The $575 machine has gathered a lot of dust since it was purchased five years ago, having been used only a handful of times.
But in the three or four times the machine has been used, it's proven to be invaluable to police and to the people who could never have reported emergencies without it.
On April 2, for instance, a 20-year-old Lawrence woman used the system to report she was molested by a man at her apartment. The woman, who is deaf and speech-impaired, has used the system since then to communicate with members of the district attorney's office.
THE WOMAN indicated recently in a written interview that she was thankful the police department had the machine, which is known as a teletypewriter, or TTY.
"I'm really happy they have it with their office," she wrote, adding that she has a similar machine and uses it for most of her over-the-phone business. "I really need someone who knows how to use TTY."
A TTY, also called a TDD (telecommunications device for the deaf), is a combination telephone and typewriter that allows a hearing- or speech-impaired person to type his or her portion of the conversation.
When someone makes a call to police on a TTY, the machine sends a computer tone over the phone alerting the dispatcher to hook his phone to the TTY.
Once the computers are linked, the dispatcher and the caller communicate by typing out messages.
RESIDENTS who use a TTY and need to contact the police department should always dial 911, Sgt. Kevin Harmon said.
"They shouldn't ever feel hesitant to call 911, even if it's only to send a message to somebody else in the building," Harmon said.
Harmon said dispatchers are trained to recognize the computer tone that identifies the call as coming from a TTY. Other personnel at the Law Enforcement Center may not know how to handle the calls because the tone is similar to the tone signaling an incoming message from a facsimile machine.
The 20-year-old woman, who indicated she became deaf after running a high fever when she was 11 months old, said this was the first time she had called police on the TTY.

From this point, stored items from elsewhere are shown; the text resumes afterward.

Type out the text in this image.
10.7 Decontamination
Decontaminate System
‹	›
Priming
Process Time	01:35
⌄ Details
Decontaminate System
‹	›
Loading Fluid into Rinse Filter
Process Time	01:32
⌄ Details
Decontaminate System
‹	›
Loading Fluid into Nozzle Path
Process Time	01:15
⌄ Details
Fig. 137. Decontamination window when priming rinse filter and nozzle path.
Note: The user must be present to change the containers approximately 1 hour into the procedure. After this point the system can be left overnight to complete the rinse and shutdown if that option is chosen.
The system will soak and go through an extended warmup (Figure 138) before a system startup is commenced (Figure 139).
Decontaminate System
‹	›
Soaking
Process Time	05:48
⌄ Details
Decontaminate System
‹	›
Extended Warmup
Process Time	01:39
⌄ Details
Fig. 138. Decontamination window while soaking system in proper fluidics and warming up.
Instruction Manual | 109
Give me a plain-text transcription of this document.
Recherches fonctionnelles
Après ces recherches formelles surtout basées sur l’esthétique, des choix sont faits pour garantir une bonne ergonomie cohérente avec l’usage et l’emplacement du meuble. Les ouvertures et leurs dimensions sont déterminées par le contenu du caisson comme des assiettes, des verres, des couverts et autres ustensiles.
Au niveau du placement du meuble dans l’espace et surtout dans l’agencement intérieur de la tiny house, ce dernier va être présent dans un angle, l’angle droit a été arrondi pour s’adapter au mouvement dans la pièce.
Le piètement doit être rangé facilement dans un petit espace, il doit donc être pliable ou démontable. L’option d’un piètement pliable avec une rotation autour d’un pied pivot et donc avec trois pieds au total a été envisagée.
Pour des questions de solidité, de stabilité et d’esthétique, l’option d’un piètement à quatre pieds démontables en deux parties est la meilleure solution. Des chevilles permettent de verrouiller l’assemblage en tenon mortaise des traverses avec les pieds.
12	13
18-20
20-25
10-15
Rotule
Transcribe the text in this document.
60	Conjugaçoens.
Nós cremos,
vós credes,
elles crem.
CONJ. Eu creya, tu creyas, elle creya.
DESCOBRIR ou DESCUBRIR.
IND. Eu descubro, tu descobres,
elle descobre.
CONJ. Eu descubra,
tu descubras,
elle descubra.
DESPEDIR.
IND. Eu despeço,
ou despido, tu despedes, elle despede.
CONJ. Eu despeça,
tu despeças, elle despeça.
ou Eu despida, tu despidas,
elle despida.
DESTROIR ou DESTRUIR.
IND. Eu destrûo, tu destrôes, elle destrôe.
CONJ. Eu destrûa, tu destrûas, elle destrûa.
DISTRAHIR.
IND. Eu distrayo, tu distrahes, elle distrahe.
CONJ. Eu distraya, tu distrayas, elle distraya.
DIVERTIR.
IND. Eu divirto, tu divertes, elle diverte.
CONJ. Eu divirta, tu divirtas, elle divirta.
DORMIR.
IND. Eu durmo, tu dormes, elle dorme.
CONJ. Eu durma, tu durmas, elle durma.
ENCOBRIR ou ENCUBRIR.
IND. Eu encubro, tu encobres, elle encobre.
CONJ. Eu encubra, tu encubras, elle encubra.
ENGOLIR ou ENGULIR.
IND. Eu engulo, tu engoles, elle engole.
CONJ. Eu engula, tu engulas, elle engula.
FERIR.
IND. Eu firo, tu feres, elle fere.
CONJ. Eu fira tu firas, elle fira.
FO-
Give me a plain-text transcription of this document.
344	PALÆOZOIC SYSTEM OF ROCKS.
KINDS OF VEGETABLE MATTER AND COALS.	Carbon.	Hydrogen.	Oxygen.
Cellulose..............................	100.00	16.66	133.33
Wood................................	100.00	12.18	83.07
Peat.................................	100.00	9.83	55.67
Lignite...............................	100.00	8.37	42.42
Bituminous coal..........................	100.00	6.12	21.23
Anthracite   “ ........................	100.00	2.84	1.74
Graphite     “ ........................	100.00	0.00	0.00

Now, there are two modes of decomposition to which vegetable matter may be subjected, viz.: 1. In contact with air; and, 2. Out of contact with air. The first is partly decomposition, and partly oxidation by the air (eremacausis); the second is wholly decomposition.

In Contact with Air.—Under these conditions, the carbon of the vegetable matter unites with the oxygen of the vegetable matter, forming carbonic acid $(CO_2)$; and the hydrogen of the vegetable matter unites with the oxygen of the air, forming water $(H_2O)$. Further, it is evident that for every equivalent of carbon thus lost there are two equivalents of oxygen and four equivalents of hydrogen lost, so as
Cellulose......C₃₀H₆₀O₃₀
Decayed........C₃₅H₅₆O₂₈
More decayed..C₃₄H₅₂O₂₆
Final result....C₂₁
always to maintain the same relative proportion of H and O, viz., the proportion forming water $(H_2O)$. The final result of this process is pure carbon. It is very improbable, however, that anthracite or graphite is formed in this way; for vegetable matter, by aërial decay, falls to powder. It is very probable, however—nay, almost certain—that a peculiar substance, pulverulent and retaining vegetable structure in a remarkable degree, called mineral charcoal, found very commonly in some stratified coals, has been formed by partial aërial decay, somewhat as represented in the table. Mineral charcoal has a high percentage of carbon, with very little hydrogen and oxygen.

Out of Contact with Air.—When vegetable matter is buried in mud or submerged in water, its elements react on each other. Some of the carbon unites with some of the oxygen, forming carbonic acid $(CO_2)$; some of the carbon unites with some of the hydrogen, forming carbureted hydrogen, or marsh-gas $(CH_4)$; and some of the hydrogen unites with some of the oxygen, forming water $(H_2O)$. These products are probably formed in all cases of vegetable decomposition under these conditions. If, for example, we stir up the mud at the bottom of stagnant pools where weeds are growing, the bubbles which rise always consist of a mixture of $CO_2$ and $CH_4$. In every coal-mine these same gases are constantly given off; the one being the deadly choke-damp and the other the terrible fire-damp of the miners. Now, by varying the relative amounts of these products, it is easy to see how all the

HAD THE department not had the telephone-typewriter, she said, she would have been forced to use a relay system to communicate with them. A relay system, in which a TTY user contacts a hearing and speaking person to act as a spokesman, would have been much slower than the police department's TTY.
After receiving the woman's message April 2, police arrested a 23-year-old Lawrence man. The man was charged the next day with a felony count of rape.
The woman's case resulted in an unprecendented move in Douglas County District Judge Mike Malone's court when the judge hired a sign-language expert to interpret the woman's testimony at the preliminary hearing.
After the hearing, Malone ordered the man to stand trial June 25.